The end of an era has arrived with a change of landlord at the Wellington. Not the one by the floozy in the jacuzzi, the one on Bromsgrove Street, pictured during the Birmingham Superprix.
It was always an acquired taste, and I once went to a production by Acting Out there with someone who expressed her surprise at one of the Pauls actually referring to a customer as a c*nt to his face.
That building is otherwise a challenge in other ways. For a start it is ridiculously haunted. I have not seen her myself but there is a grey lady who walks across the bar, and in one of the bedrooms female guests get harassed by a Randy ghost.
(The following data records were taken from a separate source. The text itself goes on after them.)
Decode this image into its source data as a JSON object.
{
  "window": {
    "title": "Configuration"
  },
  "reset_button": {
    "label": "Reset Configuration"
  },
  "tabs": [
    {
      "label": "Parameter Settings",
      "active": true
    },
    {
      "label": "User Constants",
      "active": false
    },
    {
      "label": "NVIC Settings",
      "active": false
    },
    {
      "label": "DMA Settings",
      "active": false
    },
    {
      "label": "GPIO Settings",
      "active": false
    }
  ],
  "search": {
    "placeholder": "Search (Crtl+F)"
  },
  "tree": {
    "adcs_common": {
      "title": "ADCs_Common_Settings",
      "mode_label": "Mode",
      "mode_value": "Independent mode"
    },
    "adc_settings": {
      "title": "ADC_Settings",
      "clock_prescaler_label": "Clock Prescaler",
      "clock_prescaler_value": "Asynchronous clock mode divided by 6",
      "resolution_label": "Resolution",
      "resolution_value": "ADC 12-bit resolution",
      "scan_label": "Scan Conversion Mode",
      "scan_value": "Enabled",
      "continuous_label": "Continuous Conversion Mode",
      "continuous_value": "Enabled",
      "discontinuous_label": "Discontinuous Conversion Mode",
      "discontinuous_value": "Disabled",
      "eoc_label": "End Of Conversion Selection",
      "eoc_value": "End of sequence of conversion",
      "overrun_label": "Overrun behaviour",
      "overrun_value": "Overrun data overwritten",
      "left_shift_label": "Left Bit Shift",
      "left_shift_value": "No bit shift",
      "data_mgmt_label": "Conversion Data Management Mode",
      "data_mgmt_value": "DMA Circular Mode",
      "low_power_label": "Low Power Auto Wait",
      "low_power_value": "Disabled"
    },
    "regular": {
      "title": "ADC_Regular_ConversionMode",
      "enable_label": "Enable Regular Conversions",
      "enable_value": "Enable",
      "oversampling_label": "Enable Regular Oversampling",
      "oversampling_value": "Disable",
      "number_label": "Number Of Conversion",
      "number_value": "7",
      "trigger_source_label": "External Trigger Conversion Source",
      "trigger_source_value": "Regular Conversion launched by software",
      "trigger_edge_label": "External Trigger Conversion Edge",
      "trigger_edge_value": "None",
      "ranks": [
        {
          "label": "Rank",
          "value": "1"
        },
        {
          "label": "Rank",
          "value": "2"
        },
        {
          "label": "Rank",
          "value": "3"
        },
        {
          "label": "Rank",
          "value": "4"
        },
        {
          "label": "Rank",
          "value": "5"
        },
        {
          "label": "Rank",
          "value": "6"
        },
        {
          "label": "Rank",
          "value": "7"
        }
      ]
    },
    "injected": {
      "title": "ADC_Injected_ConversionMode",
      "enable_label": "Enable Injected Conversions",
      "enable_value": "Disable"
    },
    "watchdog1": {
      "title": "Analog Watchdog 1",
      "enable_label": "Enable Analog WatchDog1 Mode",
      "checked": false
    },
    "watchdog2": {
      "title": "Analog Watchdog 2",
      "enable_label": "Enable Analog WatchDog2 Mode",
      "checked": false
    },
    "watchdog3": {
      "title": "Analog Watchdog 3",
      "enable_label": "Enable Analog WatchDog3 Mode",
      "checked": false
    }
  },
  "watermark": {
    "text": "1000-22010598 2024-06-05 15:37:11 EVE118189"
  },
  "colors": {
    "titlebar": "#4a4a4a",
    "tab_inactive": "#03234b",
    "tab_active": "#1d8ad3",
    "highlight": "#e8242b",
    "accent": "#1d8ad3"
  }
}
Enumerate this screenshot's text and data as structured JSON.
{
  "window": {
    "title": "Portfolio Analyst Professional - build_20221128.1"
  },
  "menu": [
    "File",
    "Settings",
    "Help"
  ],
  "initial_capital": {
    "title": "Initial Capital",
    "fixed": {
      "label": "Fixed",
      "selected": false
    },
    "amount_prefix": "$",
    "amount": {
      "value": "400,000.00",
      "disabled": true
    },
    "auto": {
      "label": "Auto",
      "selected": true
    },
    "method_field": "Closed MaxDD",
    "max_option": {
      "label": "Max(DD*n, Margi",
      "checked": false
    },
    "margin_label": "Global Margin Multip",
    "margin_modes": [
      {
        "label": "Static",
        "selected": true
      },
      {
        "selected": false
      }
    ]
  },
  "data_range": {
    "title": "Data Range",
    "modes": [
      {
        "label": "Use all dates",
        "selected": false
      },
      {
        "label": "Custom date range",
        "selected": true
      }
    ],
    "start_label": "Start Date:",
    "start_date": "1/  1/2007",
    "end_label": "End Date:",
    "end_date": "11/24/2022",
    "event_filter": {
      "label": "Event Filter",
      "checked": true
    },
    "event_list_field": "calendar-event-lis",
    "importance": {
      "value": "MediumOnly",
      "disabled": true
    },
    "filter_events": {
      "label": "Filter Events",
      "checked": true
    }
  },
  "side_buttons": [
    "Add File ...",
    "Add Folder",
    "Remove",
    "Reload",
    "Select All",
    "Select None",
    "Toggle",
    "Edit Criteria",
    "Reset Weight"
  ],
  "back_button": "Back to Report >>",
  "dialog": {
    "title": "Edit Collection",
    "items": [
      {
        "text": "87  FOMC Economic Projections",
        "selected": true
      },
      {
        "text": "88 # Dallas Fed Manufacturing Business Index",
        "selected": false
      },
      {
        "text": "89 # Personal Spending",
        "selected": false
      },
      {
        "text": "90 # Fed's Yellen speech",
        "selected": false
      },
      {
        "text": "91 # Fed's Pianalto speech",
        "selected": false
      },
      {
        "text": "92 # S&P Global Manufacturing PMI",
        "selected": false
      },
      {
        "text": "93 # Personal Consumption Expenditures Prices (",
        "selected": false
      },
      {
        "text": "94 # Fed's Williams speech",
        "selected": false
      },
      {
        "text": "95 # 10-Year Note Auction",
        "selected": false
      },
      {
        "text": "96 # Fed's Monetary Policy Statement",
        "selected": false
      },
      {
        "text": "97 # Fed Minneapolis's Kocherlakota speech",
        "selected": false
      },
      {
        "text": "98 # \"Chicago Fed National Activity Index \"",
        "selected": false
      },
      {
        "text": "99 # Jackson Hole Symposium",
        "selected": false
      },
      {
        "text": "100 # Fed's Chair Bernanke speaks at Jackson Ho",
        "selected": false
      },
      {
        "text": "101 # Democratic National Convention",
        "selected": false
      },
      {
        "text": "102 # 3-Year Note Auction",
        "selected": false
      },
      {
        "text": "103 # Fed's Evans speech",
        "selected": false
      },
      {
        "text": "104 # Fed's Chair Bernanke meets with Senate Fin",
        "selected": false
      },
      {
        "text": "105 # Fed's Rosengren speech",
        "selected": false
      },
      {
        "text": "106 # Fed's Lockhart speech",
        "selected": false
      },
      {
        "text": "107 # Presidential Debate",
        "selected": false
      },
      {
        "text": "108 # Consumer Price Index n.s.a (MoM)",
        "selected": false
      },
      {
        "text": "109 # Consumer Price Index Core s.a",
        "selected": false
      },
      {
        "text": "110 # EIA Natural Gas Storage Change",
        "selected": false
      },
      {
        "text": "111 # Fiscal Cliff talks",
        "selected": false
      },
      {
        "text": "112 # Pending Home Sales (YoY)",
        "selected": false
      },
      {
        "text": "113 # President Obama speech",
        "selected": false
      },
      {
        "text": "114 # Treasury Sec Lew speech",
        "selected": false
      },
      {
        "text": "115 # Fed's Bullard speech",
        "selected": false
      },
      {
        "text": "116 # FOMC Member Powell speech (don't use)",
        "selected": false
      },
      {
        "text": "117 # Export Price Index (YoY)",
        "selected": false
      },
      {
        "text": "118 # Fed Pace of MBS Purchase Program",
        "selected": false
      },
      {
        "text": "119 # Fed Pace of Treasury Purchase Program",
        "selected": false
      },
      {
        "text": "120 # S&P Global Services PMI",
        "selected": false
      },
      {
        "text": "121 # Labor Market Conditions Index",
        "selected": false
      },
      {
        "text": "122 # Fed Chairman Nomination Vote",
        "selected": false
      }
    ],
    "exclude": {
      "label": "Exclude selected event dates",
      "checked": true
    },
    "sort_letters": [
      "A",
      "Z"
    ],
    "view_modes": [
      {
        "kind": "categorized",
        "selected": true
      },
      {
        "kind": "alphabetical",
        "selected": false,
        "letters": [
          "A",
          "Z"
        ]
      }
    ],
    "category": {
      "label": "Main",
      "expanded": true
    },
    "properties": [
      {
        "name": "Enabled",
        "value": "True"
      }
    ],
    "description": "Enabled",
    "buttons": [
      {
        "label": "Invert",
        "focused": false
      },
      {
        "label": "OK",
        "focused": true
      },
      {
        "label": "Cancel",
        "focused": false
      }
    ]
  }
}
That's the sort of ghost I would love to be.
The place also has another secret but even the loquacious Hound isn't going to rush into print with that one...

Monday, April 8, 2019

Spirit of Place: the Birmingham Wholesale Markets site




The former wholesale market has been demolished, revealing that the site is HUUUGE. And drawing attention to views as far as St Albans in Highgate and the Rowton House (I will post about that one of these days). All sorts of things are mooted for the site, among them opening up the river so that it can be an actual feature for a change.

Saturday, April 6, 2019

Spirit of Place: Wolverhampton

Today I have been to Wolverhampton, largely because the Cex shop had in the box set of the Confessions films. Robin Askwith was an early crush of mine, and I just love 1970s sex comedies.
My friend who lives in Wolvo maintains that it's a shithole, but I rather like it. This is not least because it was the scene of several formative memories for me...
Going to a Whimpy bar with my dad (but I don't think either of us had a bender burger.
There was a bookshop in Chapel Ash. At one point it was run by a woman who my mother looked down on because she had concluded she was an alcoholic.
Going to the Grand Theatre, where Dame Hilda Bracket actually spoke to me from the stage on the last time I saw them before she died.
It formed the escape for me as a young gay who had my sights set above a life in Lower Gornal.
Going to Mass at Snow Hill on a Saturday evening so that our parish priest would think I had lapsed from the Catholic faith.
I used to get the bus in from school when I was in the sixth form and go cruising.
So even though Wolverhampton is definitely showing signs of today's economic climate, I am still grateful to it in all sorts of ways.